As a long shot, it might be possible to work around this by taking the spectrum of a
pure noise part of the recording (as you would do with de-noising in a spectral editor)
and then combining this spectral profile of the noise with a pure Gaussian noise image
to create a “weighted” Gaussian noise profile, and then using that as a subtractive
layer on top of the spectrogram image in your image editor. However, it is unlikely
the results would be as good as a dedicated de-noising process. If you enjoy
experimentation, though, it could be something you might like to try just as an
alternative technique. It would be very much a static noise profile though, and
wouldn’t offer the advantages of adaptive noise profiles used in many de-noising
algorithms and plugins.
Hum, on the other hand, should be much easier to deal with because it is much easier
to detect in an image editor. We have already seen that mains hum consists of a
constant frequency of either 50Hz or 60Hz and the associated lower-order harmonics.
In a spectrogram image this will show as horizontal lines located at 50Hz or
60Hz,then fainter lines at 100Hz or 120Hz, fainter still at 150Hz or 180Hz, and so on.
You could almost look at these in the same way that we did with clicks. They
represent very narrow focuses of audio energy. Clicks represented a wide frequency
range for a short period of time while each of the harmonics present in mains hum
will represent a narrow frequency range for a long period of time. Therefore each of
the options we looked at for dealing with clicks would be equally applicable here
except that we would be working with horizontal selections rather than vertical ones.

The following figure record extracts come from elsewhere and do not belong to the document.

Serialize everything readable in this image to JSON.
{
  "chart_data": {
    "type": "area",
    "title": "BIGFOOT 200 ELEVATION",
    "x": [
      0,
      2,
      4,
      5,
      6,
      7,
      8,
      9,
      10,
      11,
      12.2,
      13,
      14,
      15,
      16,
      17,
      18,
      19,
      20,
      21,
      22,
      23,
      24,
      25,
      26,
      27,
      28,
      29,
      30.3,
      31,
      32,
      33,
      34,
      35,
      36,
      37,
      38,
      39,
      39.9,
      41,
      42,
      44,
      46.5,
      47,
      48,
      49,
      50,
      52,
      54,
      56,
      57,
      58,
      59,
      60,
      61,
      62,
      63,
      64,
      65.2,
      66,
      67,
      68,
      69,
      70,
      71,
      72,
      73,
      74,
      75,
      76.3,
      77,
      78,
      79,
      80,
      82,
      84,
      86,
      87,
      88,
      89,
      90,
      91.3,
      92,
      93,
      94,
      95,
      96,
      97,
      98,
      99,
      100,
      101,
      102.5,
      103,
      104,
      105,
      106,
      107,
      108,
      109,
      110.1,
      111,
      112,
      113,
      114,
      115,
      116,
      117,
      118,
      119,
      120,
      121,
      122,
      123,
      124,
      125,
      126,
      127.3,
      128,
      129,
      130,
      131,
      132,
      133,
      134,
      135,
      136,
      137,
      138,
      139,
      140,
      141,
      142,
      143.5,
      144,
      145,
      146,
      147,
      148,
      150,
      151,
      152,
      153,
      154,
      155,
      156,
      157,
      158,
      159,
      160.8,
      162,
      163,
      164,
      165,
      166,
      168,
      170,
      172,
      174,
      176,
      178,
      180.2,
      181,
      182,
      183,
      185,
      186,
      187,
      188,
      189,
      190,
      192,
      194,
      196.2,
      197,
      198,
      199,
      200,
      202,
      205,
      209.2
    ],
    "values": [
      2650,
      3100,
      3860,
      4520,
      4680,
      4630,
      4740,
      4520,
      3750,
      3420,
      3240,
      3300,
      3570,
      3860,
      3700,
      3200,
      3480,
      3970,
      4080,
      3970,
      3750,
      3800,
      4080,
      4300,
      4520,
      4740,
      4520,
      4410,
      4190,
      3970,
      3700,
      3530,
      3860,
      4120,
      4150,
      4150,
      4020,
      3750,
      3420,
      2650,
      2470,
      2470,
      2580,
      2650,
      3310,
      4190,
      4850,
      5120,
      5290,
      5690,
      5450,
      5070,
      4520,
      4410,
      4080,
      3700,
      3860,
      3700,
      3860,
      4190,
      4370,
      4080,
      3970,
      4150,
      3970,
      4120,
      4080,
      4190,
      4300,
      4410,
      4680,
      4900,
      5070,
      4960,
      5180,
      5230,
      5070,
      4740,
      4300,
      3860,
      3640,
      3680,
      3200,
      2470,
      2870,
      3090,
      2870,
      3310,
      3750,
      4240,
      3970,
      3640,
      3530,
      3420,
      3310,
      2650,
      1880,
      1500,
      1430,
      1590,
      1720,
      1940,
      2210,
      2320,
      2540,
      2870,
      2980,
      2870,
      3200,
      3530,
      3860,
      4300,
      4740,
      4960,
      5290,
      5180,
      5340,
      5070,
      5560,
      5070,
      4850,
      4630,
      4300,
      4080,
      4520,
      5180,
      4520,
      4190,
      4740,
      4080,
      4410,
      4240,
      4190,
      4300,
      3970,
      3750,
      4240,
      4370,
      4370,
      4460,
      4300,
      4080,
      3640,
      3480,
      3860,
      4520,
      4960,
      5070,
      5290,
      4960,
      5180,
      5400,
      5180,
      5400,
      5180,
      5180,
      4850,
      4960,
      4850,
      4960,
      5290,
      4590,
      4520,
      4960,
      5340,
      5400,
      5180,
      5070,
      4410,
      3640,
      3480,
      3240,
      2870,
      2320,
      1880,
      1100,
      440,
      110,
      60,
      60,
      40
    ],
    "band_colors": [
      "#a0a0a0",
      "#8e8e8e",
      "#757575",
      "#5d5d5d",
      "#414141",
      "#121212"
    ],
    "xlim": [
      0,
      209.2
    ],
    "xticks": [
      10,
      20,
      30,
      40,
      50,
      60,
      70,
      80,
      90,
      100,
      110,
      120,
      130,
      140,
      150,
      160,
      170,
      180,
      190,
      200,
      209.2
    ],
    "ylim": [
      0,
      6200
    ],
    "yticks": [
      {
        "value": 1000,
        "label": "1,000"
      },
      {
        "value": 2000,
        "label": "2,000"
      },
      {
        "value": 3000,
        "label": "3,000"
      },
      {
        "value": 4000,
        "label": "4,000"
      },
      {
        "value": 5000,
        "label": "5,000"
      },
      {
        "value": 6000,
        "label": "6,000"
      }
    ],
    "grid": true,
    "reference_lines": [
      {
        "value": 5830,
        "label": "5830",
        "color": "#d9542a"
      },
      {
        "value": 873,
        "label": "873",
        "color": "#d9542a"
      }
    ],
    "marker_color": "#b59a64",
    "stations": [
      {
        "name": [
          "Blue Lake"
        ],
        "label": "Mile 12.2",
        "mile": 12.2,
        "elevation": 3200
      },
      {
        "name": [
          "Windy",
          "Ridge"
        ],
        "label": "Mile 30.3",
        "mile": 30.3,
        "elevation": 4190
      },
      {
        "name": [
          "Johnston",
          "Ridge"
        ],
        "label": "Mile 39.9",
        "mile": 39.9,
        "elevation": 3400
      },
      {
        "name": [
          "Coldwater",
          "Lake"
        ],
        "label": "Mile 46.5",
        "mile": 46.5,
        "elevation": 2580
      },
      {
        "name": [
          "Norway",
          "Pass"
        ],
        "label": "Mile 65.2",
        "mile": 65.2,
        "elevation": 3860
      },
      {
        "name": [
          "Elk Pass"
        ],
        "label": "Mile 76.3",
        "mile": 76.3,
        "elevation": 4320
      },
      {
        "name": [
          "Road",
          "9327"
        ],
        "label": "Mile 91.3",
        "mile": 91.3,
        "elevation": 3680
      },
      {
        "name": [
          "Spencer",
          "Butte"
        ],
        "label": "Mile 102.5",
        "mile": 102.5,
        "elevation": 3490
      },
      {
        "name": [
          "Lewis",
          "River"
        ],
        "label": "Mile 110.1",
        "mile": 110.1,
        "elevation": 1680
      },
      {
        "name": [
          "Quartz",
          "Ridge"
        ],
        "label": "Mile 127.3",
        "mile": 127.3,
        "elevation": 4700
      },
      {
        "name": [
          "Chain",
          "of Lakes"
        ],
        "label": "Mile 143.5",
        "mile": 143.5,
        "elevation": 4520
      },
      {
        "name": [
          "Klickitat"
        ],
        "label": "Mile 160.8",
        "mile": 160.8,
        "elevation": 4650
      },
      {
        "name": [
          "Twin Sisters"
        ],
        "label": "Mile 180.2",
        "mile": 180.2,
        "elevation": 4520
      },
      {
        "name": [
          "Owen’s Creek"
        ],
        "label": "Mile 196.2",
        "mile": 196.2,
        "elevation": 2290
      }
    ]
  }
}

Equally, if we wanted to deal with mains hum we would simply select the relevant
frequencies and then reduce the brightness (attenuate them) which would, in effect, be
like using a very narrow bandwidth EQ.
There are a number of ways to achieve compression-like effects in an image editor
and these range from limiting the dynamic range of occasional sounds through to a
more general re-balancing of the dynamic range of the recording as a whole. There
are also ways in which you can achieve dynamic range effects that would be
completely impossible with any other spectral editing process of plugins. To begin
with let’s have a look at the most simple case: taming occasional peaks.
As with spectral editors, you can create selections in image editors and then attenuate
those areas to pull the peak levels down. If you want a result that is most similar to a
traditional single band compressor, then you would create a selection that covers the
width of the event we want to compress and also covers the entire spectrogram from
top to bottom (covering all frequencies). You can then create a brightness adjustment
layer and decrease the brightness by the required amount. You can also soften the
edges of the selection and this softening would be analogous to the “attack” and
“release” settings on a compressor. The softer the left-hand edge of the selection, the
slower the equivalent attack would be and the softer the right-hand edge, the slower
the equivalent release would be. What we are doing, in effect, is attenuating a single
part of the sound, which is what compression does at its most basic level.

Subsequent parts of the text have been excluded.